Data processing¶
Overview¶
Depending on the data source, Soveren can work with various object types and employ different approaches to data sampling.
Soveren DAR Sensor receives all processing tasks from the Soveren Cloud. While the enumeration of data source contents and the detection of data in selected samples are performed within the customer's perimeter, the Soveren Cloud handles the logic of object clustering and the selection of relevant samples for further analysis.
Data sources¶
S3 buckets¶
Soveren discovers and periodically rescans the list of available buckets. The contents of each bucket are scanned regularly for changes and clustered based on patterns in key names.

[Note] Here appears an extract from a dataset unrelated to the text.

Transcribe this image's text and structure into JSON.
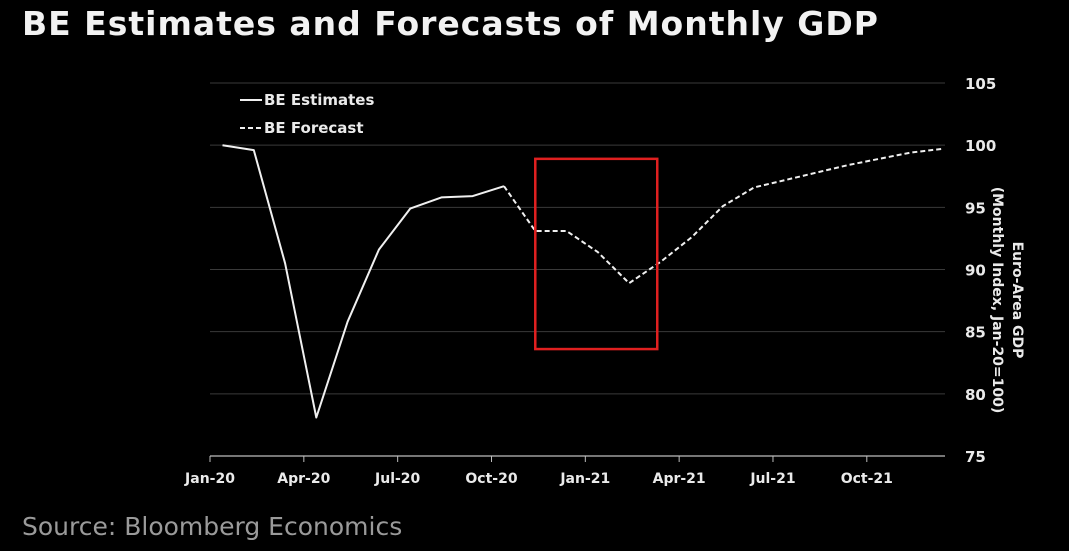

For each cluster, a number of examples are randomly selected in logarithmic proportion to the total number of objects in the cluster, assuming that their structures are similar. The resulting key names are sent to the Crawler along with tasks for sensitive data detection in those objects.
For row-based data formats like CSV or NDJSON, samples are taken from different parts of the object if its size exceeds a certain threshold.
Currently, Soveren DAR Sensor supports integration with AWS.
Sensitive data detection is available for the following formats:
-
JSON
-
NDJSON
-
CSV
-
YAML
-
Parquet
-
Text-based logs
GZipped JSON and logs are also supported.
Kafka¶
Soveren discovers and periodically rescans the list of available topics. From each topic, a random number of messages is periodically selected from different offsets. Messages with similar schemas are grouped into clusters, and from each cluster, randomly chosen messages are sent for sensitive data detection. The Soveren Cloud is responsible for forming the analysis tasks based on the topics and schema information obtained from the Crawler.
Currently, sensitive data detection is available for JSON messages.
Databases¶
Soveren discovers and periodically rescans the list of available databases and their tables. From the tables, a random number of rows is periodically selected from different parts of the table and sent for sensitive data detection. The Soveren Cloud is responsible for forming the analysis tasks based on the database and schema information obtained from the Crawler.